Je n’avais pas l’intention de faire un potager cette année. Après deux mois de maladie, je me suis dit que je n’avais pas la forme pour me courbaturer dans la terre. Mais… J’ai changé d’idée. Mon désir serait de mourir sous une bombe atomique en train de semer une graine de carotte. C’est si petit une graine de carotte. Mais si bon… La nantaise, surtout. Au Québec, plusieurs ont décidé cette année de ne pas passer la tondeuse à gazon avant juin. Mission: laisser les pissenlits aux abeilles… Et ça fonctionne. Le vert pelouse a laissé place au bel orange qui recouvre les terrains de tous les voisins. C’est d’une grande beauté. Qui sauve une abeille, sauve l’humanité. Phrase adapté du film La liste de Schindler. J’ai dû voir le film 10 ou 20 fois. 

Revenons à nos abeilles… 

Et elles sont là à butiner. Elles semblent ne pas en revenir. C’est rempli de nectar. Les humains se sont-ils assagis? Ont-ils compris? Non. C’est encore une illusion On fait son petit devoir, puis on part avec son 4X4 pour une randonnée. Le bonheur selon Omraam Mikhaël Aïvanhov, ne serait pas une enfilade de plaisirs. Sauf qu’on ne sait trop ce que c’est. Mais disons que le jardinage, malgré les crampes et les douleurs aux genoux, c’est comme une prière et un remerciement à la Terre pour ce qu’elle donne. Mais nous sommes si nombreux qu’elle ne donne pas assez. En fait, l’homme en veut plus pour le profit. 

Je me suis dit que Vladimir devrait jardiner au lieu d’ourdir des plans de fous. C’est vrai qu’il a fait se devancer la grande noirceur qui s’en vient. On devrait peut-être le remercier. 

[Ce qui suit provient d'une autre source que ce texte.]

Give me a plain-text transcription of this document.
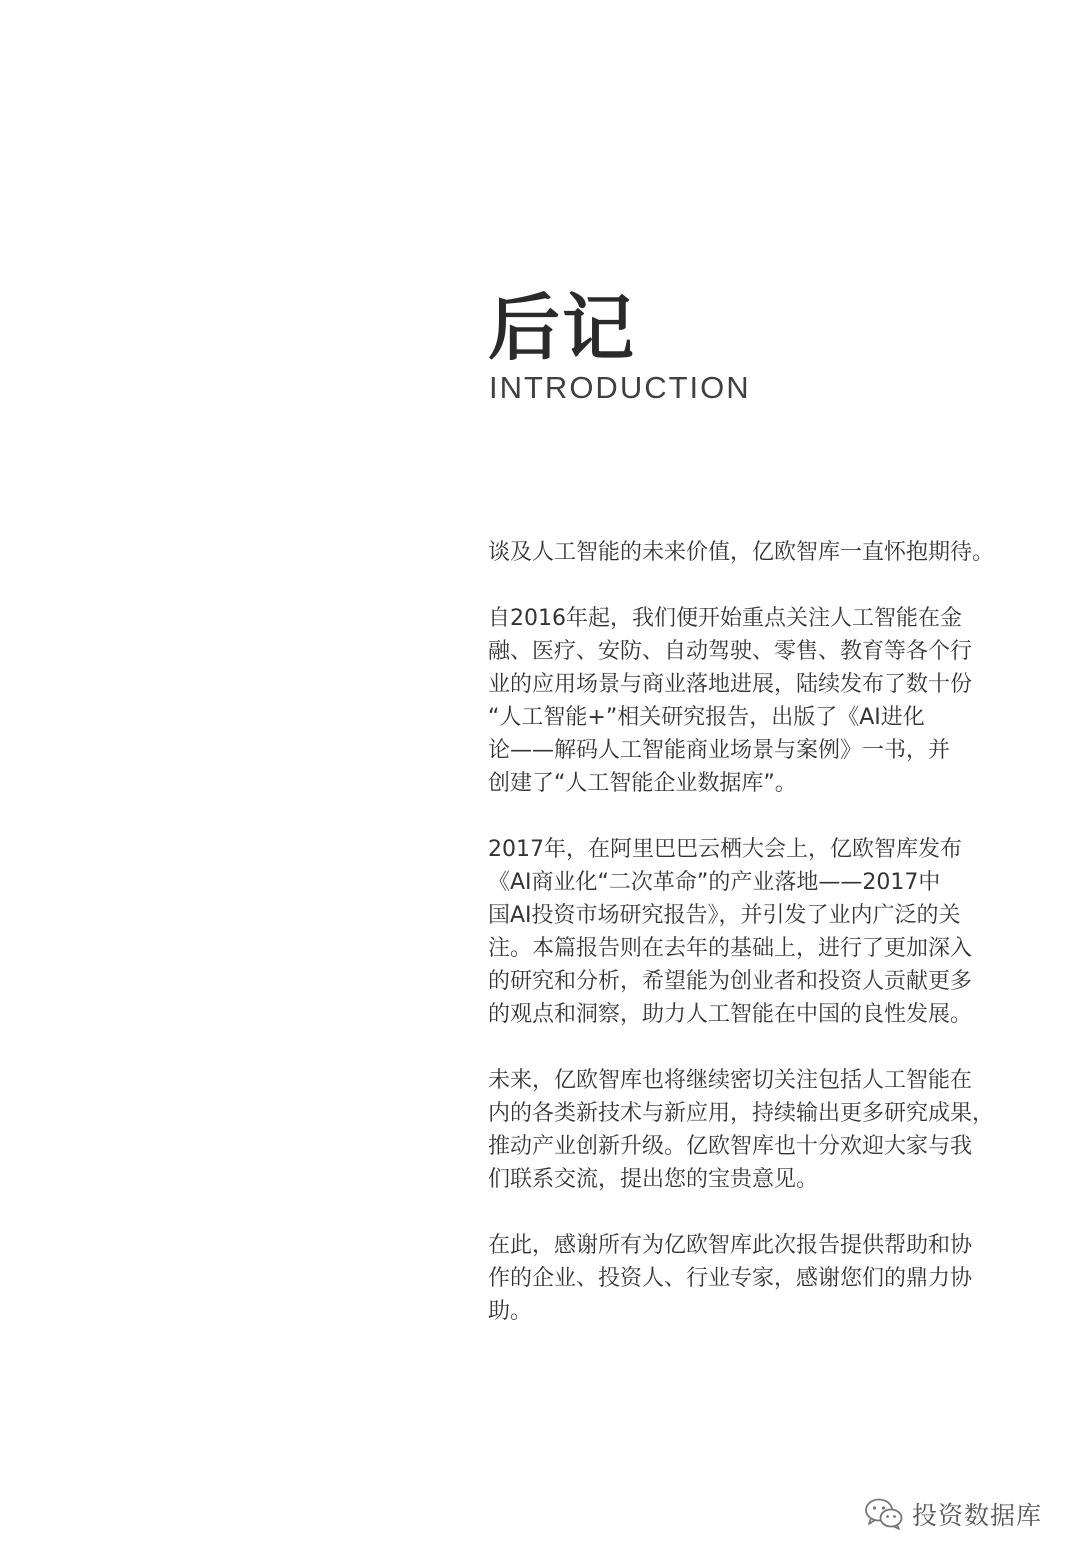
后记
INTRODUCTION

谈及人工智能的未来价值，亿欧智库一直怀抱期待。

自2016年起，我们便开始重点关注人工智能在金
融、医疗、安防、自动驾驶、零售、教育等各个行
业的应用场景与商业落地进展，陆续发布了数十份
“人工智能+”相关研究报告，出版了《AI进化
论——解码人工智能商业场景与案例》一书，并
创建了“人工智能企业数据库”。

2017年，在阿里巴巴云栖大会上，亿欧智库发布
《AI商业化“二次革命”的产业落地——2017中
国AI投资市场研究报告》，并引发了业内广泛的关
注。本篇报告则在去年的基础上，进行了更加深入
的研究和分析，希望能为创业者和投资人贡献更多
的观点和洞察，助力人工智能在中国的良性发展。

未来，亿欧智库也将继续密切关注包括人工智能在
内的各类新技术与新应用，持续输出更多研究成果，
推动产业创新升级。亿欧智库也十分欢迎大家与我
们联系交流，提出您的宝贵意见。

在此，感谢所有为亿欧智库此次报告提供帮助和协
作的企业、投资人、行业专家，感谢您们的鼎力协
助。

投资数据库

Jardiner, c’est cueillir la manne de la création. Dieu ou pas. Car on ne sait ce qu’IL est. Il est sans doute dans l’abeille et le pissenlit. Un de mes voisins les trouve si laids qu’il veut, l’an prochain, reprendre son traitement de d’élimination de cette plante laide qui n’est pas verte. À grand coups de poisons. C’est comme ça que se font les guerres idiotes qui nous reviennent en boomerang. C’Est pour ça qu’on sera fous dans deux ou trois décennies: en 4X4. immobiles. 

En plus – j’ai remanié le NOTRE PÈRE… En ajout… 

Permet-moi de me nourrir 

À la lumière de la lumière 

À la créativité de ta créativité 

Afin que le monde et moi 

Puissions nous parfaire 

Sans doute qu’à regarder le grand mystère des abeilles, des pissenlits, du ciel bleu et de la vastitude des nuits d’étoiles dansantes, on devient plus sage et plus humbles. 

Si tout le monde jardinait, on n’aurait pas besoin de camions pour nous apporter nos choux et nos carottes. Il y aurait de la biomasse en masse pour se chauffer en hiver. 

Mais c’est un peu tard. 

Après le jardinage, vieux ou pas, tu rentres à la maison avec un pan de soleil qui s’est logé dans ton corps et ton âme et tu demande à ta dame ce qu’il y a à manger. Elle est contente parce que même si t’es vieux tu respires de santé et de joie. Et ta tête ne se demande pas ce qu’il faut pour vivre. Il te faut peu… C’est seulement qu’il faut choisir. 

Et ce n’est pas aux autres de choisir… La preuve est que la Terre est une expérience ratée par l’homme.